Vers un outil diagnostic pour le Covid long

En évaluant le niveau d'inflammation initial lors de la phase aiguë, les scientifiques ont observé une association entre une réponse inflammatoire marquée, notamment par des taux très élevés d'interféron IP-10 ou d'interleukine IL-6, et le risque de développer un Covid long par la suite.

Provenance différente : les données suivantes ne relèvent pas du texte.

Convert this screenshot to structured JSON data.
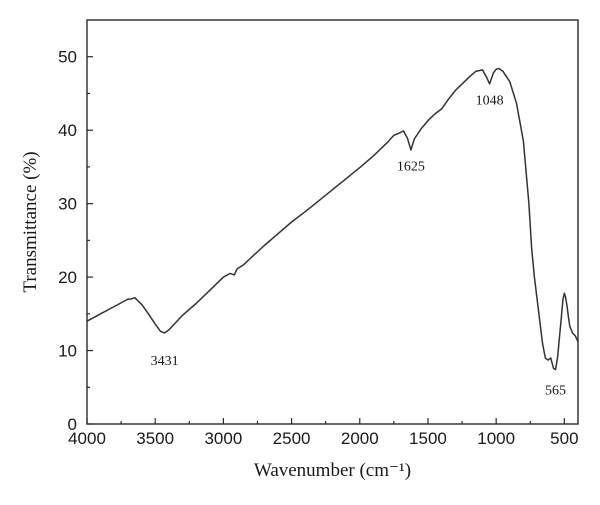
{
  "chart_data": {
    "type": "line",
    "xlabel": "Wavenumber (cm⁻¹)",
    "ylabel": "Transmittance (%)",
    "xlim": [
      4000,
      400
    ],
    "ylim": [
      0,
      55
    ],
    "x_ticks": [
      4000,
      3500,
      3000,
      2500,
      2000,
      1500,
      1000,
      500
    ],
    "y_ticks": [
      0,
      10,
      20,
      30,
      40,
      50
    ],
    "grid": false,
    "legend": "none",
    "line_color": "#333333",
    "series": [
      {
        "x": [
          4000,
          3900,
          3800,
          3700,
          3680,
          3650,
          3600,
          3550,
          3500,
          3460,
          3431,
          3400,
          3350,
          3300,
          3200,
          3100,
          3000,
          2950,
          2920,
          2900,
          2850,
          2800,
          2700,
          2600,
          2500,
          2400,
          2300,
          2200,
          2100,
          2000,
          1900,
          1800,
          1750,
          1700,
          1680,
          1650,
          1625,
          1600,
          1550,
          1500,
          1450,
          1400,
          1350,
          1300,
          1250,
          1200,
          1150,
          1100,
          1070,
          1048,
          1020,
          1000,
          980,
          950,
          900,
          850,
          800,
          760,
          740,
          720,
          700,
          680,
          660,
          640,
          620,
          600,
          580,
          565,
          550,
          530,
          510,
          500,
          490,
          480,
          470,
          460,
          440,
          420,
          400
        ],
        "y": [
          14.0,
          15.0,
          16.0,
          17.0,
          17.0,
          17.2,
          16.3,
          15.0,
          13.6,
          12.6,
          12.4,
          12.8,
          13.8,
          14.8,
          16.4,
          18.2,
          20.0,
          20.5,
          20.3,
          21.1,
          21.7,
          22.6,
          24.3,
          25.9,
          27.5,
          28.9,
          30.4,
          31.9,
          33.4,
          34.9,
          36.5,
          38.3,
          39.3,
          39.7,
          39.9,
          38.9,
          37.3,
          38.8,
          40.2,
          41.3,
          42.2,
          42.9,
          44.2,
          45.4,
          46.3,
          47.2,
          48.0,
          48.2,
          47.2,
          46.3,
          47.8,
          48.3,
          48.4,
          48.0,
          46.6,
          43.6,
          38.5,
          30.0,
          24.0,
          20.0,
          17.0,
          14.0,
          11.0,
          9.0,
          8.7,
          9.0,
          7.6,
          7.4,
          9.0,
          13.0,
          17.0,
          17.8,
          17.2,
          16.0,
          14.5,
          13.3,
          12.4,
          12.0,
          11.2
        ]
      }
    ],
    "annotations": [
      {
        "text": "3431",
        "x": 3431,
        "y": 8.0
      },
      {
        "text": "1625",
        "x": 1625,
        "y": 34.5
      },
      {
        "text": "1048",
        "x": 1048,
        "y": 43.5
      },
      {
        "text": "565",
        "x": 565,
        "y": 4.0
      }
    ]
  }
}
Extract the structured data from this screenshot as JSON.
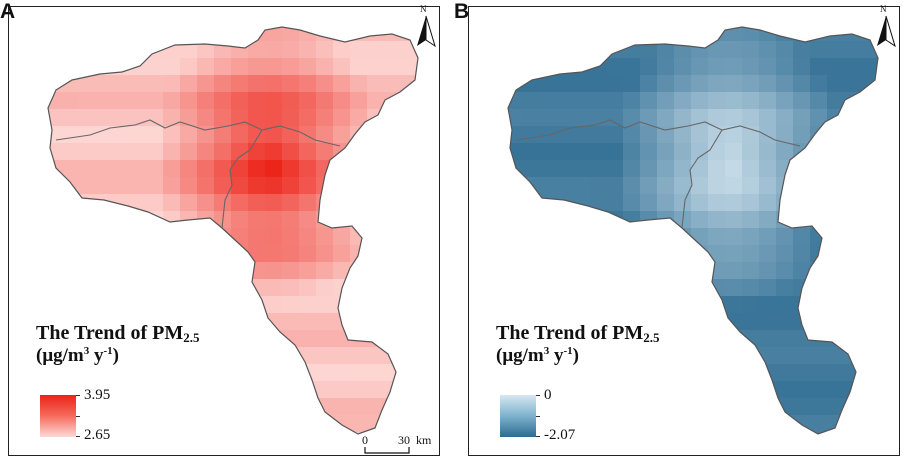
{
  "panels": [
    {
      "label": "A",
      "legend": {
        "title_main": "The Trend of PM",
        "title_sub": "2.5",
        "unit_prefix": "(μg/m",
        "unit_sup1": "3",
        "unit_mid": " y",
        "unit_sup2": "-1",
        "unit_suffix": ")",
        "max_label": "3.95",
        "min_label": "2.65"
      },
      "colors": {
        "high": "#ec2318",
        "low": "#fdd9d6"
      }
    },
    {
      "label": "B",
      "legend": {
        "title_main": "The Trend of PM",
        "title_sub": "2.5",
        "unit_prefix": "(μg/m",
        "unit_sup1": "3",
        "unit_mid": " y",
        "unit_sup2": "-1",
        "unit_suffix": ")",
        "max_label": "0",
        "min_label": "-2.07"
      },
      "colors": {
        "high": "#d6e7f1",
        "low": "#2c6b91"
      }
    }
  ],
  "north_arrow": {
    "letter": "N",
    "icon": "north-arrow-icon"
  },
  "scale_bar": {
    "start": "0",
    "end": "30",
    "unit": "km"
  }
}
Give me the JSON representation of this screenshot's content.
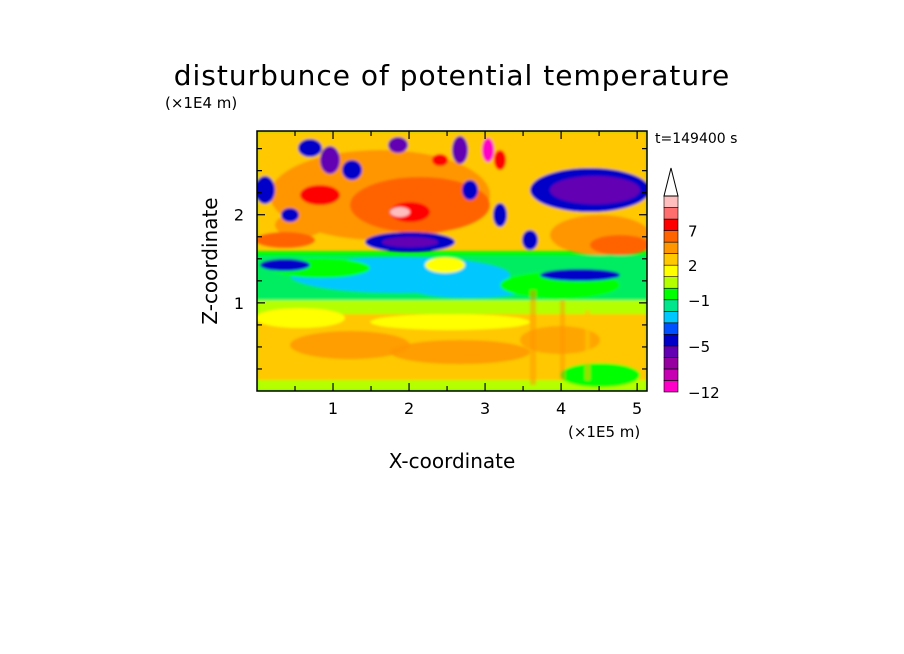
{
  "chart_data": {
    "type": "heatmap",
    "title": "disturbunce of potential temperature",
    "xlabel": "X-coordinate",
    "ylabel": "Z-coordinate",
    "x_unit": "(×1E5 m)",
    "y_unit": "(×1E4 m)",
    "time_label": "t=149400 s",
    "xlim": [
      0,
      5.13
    ],
    "ylim": [
      0,
      2.95
    ],
    "x_ticks": [
      "1",
      "2",
      "3",
      "4",
      "5"
    ],
    "y_ticks": [
      "1",
      "2"
    ],
    "colorbar": {
      "tick_labels": [
        "7",
        "2",
        "−1",
        "−5",
        "−12"
      ],
      "colors": [
        "#ff00c8",
        "#c800b4",
        "#9600a0",
        "#6400b4",
        "#0000c8",
        "#0050ff",
        "#00c8ff",
        "#00e68c",
        "#00ff00",
        "#b4ff00",
        "#ffff00",
        "#ffc800",
        "#ff9600",
        "#ff6400",
        "#ff0000",
        "#ff6e6e",
        "#ffbebe"
      ],
      "extend_top": true
    },
    "regions": [
      {
        "x": [
          0.0,
          5.13
        ],
        "z": [
          0.0,
          0.9
        ],
        "value": "warm-lower",
        "color": "#ffc800"
      },
      {
        "x": [
          0.0,
          3.6
        ],
        "z": [
          0.9,
          1.6
        ],
        "value": "neutral",
        "color": "#00ff00"
      },
      {
        "x": [
          0.9,
          2.9
        ],
        "z": [
          1.0,
          1.5
        ],
        "value": "cool",
        "color": "#00c8ff"
      },
      {
        "x": [
          0.3,
          3.3
        ],
        "z": [
          1.9,
          2.6
        ],
        "value": "warm-upper",
        "color": "#ff6400"
      },
      {
        "x": [
          1.5,
          2.5
        ],
        "z": [
          1.6,
          1.8
        ],
        "value": "cold-band",
        "color": "#0000c8"
      },
      {
        "x": [
          3.6,
          5.13
        ],
        "z": [
          2.1,
          2.6
        ],
        "value": "cold-upper",
        "color": "#6400b4"
      },
      {
        "x": [
          3.4,
          4.9
        ],
        "z": [
          1.3,
          1.45
        ],
        "value": "cold-band-right",
        "color": "#0000c8"
      }
    ]
  }
}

« Cela confirme des observations cliniques selon lesquelles la sévérité initiale de la Covid est associée à un risque plus élevé de développer un Covid long », précisent les chercheurs. « Une des hypothèses est que des personnes qui présentent précocement une immunodéficience plus exacerbée développent des formes initiales plus graves de la Covid-19 et ne parviennent pas à éliminer efficacement le virus qui passe dans les muqueuses intestinales, où il s’installe durablement. Le système immunitaire finit en quelque sorte par le tolérer au prix d’une persistance des symptômes d’intensité et de nature variables », explique Jérôme Estaquier dans un communiqué de l'INSERM

L'objectif est désormais de valider ces résultats dans de nouvelles cohortes afin de déterminer si certains de ces marqueurs pourraient servir d'outil diagnostic. Selon Jérôme Estaquier, si un dosage d'IgA à distance de la phase aiguë et éventuellement de cellules CD8 b7 permettait de diagnostiquer un Covid long, les médecins pourraient poser un diagnostic objectif.

Dans un second temps, nous pourrons réfléchir à des cibles thérapeutiques sur la base de ces travaux », conclut Jérôme Estaquier.